Injecting Conflict Situations in Autonomous Driving Simulation using CARLA
Tsvetomila Mihaylova, Stefan Reitmann, Elin A. Topp, Ville Kyrki
TL;DR
This paper addresses the lack of accessible, reproducible data on conflict situations in autonomous driving, particularly in shared autonomy where takeover decisions are necessary. It introduces a CARLA-based toolkit that injects controllable conflict scenarios, selecting scenarios using a framework that prioritizes urgency and driver response, and demonstrates these conflicts on both default CARLA maps and a custom OpenDRIVE/OpenScenario map.
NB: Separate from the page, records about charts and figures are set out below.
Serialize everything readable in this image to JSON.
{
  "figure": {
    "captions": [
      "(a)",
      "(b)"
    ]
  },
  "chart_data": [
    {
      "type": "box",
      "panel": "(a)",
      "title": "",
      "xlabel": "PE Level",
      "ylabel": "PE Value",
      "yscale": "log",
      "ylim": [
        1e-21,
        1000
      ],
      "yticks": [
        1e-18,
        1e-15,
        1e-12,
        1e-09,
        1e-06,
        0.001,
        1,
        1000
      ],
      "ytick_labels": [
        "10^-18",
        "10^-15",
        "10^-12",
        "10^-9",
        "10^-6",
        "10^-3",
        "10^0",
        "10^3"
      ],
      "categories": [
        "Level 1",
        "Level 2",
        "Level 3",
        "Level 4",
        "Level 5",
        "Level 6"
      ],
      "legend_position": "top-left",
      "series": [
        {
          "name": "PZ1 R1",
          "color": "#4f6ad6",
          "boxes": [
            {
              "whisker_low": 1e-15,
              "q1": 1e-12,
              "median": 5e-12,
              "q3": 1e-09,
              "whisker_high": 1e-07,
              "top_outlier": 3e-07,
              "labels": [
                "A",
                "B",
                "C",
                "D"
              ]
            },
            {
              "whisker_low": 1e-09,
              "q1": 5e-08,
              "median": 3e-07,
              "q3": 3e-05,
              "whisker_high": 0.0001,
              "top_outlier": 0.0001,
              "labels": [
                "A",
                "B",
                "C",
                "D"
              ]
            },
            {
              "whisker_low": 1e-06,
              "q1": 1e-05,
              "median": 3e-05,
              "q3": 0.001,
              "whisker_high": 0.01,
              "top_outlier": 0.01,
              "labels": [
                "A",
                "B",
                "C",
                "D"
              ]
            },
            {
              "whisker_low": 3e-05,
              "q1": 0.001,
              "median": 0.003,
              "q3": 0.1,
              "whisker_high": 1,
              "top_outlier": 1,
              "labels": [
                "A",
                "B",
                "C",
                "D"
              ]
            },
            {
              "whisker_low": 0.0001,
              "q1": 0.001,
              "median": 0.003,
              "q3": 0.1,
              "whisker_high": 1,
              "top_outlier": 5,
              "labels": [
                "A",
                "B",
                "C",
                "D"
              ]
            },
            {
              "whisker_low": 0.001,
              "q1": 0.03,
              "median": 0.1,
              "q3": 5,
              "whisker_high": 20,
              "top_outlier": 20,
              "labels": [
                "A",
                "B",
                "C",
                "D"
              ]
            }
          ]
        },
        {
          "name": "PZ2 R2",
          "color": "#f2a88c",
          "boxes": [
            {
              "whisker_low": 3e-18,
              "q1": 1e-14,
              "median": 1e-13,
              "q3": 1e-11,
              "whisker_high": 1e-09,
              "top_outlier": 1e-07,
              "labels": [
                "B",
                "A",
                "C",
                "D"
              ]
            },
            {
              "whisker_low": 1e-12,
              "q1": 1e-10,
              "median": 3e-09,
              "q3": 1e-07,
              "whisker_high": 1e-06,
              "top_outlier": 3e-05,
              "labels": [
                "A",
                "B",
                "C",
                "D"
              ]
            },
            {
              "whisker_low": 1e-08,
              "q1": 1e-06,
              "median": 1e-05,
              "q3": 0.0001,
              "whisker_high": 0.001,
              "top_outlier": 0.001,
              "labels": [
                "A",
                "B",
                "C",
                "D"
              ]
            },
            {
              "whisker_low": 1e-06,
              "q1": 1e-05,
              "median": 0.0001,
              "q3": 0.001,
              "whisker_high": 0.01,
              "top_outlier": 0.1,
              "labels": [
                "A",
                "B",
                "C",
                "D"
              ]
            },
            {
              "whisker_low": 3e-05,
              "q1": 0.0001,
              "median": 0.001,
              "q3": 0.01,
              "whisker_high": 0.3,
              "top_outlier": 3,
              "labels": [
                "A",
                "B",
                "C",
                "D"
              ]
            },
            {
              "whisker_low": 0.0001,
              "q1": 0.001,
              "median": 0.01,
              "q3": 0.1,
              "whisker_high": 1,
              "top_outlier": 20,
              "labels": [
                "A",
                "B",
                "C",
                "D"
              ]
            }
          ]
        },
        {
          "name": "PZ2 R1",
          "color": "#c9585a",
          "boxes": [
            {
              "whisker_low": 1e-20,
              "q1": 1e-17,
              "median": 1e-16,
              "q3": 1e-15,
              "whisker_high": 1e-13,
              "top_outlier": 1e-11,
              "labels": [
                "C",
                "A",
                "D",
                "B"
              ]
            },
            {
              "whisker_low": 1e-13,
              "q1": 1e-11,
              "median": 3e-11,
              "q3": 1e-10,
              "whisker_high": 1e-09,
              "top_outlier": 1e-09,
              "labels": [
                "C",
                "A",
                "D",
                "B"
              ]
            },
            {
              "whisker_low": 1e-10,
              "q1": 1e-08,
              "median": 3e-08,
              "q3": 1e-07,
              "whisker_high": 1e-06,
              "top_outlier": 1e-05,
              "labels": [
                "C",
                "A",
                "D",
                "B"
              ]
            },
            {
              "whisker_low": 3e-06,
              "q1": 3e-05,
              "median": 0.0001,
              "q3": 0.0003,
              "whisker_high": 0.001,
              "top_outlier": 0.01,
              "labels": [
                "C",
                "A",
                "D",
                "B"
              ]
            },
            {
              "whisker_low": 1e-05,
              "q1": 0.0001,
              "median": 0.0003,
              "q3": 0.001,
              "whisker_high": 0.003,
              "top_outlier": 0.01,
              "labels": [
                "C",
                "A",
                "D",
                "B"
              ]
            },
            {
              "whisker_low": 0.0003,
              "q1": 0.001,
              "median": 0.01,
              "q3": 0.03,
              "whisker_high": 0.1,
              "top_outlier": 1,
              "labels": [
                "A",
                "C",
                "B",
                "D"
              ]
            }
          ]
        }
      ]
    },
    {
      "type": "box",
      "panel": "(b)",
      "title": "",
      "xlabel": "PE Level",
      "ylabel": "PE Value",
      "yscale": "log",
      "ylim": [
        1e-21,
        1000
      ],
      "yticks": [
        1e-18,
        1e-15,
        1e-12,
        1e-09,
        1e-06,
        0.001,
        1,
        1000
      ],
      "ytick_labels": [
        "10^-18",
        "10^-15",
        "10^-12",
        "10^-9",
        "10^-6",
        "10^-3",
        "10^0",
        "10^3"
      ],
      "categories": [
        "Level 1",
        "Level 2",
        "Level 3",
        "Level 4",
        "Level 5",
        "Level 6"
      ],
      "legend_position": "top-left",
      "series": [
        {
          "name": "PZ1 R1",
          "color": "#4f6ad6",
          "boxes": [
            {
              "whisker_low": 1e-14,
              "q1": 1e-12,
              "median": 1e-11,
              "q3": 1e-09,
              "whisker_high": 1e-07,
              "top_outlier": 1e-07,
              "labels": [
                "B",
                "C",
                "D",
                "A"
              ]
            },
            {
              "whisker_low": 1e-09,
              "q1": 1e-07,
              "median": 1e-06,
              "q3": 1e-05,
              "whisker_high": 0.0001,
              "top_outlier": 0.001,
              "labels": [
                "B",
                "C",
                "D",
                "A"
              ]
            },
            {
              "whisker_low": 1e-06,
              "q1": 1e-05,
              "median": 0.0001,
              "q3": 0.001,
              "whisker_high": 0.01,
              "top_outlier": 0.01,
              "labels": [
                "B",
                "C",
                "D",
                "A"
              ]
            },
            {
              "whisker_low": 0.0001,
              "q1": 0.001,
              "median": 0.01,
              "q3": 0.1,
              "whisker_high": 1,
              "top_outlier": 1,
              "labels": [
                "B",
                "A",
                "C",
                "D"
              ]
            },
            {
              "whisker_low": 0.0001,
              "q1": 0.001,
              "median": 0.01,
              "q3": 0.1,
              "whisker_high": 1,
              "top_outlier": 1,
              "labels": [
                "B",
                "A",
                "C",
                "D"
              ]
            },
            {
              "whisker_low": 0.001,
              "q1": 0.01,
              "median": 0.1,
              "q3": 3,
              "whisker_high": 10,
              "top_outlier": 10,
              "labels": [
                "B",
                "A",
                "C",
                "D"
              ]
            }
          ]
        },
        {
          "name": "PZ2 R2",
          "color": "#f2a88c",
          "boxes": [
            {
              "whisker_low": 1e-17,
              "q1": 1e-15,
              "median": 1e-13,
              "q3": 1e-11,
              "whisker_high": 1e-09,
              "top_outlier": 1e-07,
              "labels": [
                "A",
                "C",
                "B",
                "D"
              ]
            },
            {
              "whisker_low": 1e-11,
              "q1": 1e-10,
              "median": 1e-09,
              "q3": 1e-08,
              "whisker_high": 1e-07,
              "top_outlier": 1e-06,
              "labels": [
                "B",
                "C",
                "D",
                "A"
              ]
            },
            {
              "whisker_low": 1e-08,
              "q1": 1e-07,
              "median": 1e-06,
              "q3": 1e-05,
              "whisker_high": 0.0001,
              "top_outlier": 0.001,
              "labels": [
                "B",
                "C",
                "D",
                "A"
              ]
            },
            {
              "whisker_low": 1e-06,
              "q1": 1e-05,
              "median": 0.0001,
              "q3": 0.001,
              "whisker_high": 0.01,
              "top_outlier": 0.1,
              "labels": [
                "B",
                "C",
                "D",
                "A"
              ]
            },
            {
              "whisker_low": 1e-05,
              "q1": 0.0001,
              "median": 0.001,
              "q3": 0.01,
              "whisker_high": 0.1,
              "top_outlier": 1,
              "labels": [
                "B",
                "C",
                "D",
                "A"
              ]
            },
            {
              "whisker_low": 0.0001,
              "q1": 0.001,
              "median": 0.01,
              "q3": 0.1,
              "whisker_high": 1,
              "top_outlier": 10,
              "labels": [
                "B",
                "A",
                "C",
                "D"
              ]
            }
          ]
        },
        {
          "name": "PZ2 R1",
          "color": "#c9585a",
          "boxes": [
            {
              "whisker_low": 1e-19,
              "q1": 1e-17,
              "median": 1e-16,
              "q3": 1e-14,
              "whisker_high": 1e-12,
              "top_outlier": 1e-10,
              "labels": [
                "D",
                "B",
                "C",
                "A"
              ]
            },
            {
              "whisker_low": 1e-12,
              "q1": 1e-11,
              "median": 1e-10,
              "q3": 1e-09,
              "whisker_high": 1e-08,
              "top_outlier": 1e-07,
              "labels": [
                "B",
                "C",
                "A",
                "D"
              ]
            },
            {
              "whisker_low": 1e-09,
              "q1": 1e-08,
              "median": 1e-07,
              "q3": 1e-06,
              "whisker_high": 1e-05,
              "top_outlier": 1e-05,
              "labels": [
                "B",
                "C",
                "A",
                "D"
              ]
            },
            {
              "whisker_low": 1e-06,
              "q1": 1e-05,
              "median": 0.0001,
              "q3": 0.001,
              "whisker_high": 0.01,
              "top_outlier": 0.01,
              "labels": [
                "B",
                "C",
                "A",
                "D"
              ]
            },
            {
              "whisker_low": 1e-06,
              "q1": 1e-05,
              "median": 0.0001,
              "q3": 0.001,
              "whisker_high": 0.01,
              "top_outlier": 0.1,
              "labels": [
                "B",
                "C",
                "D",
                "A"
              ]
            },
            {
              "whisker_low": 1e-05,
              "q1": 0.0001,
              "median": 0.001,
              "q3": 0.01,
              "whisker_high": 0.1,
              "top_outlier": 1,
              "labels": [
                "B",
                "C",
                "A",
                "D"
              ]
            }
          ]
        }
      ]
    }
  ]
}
The contributions include a set of implemented conflict types (e.g., vanishing lane markings, weather effects, narrowing roads, obstacles, sensor noise) and a simple but extensible controller plus basic situation-awareness features, along with setup and loading instructions for scenarios and custom maps. The toolkit enables human-in-the-loop studies of explanations and situation awareness, supporting reproducible experiments and providing a foundation for safety metrics, regulatory considerations, and future HRI research in autonomous driving.
Abstract
Simulation of conflict situations for autonomous driving research is crucial for understanding and managing interactions between Automated Vehicles (AVs) and human drivers. This paper presents a set of exemplary conflict scenarios in CARLA that arise in shared autonomy settings, where both AVs and human drivers must navigate complex traffic environments. We explore various conflict situations, focusing on the impact of driver behavior and decision-making processes on overall traffic safety and efficiency. We build a simple extendable toolkit for situation awareness research, in which the implemented conflicts can be demonstrated.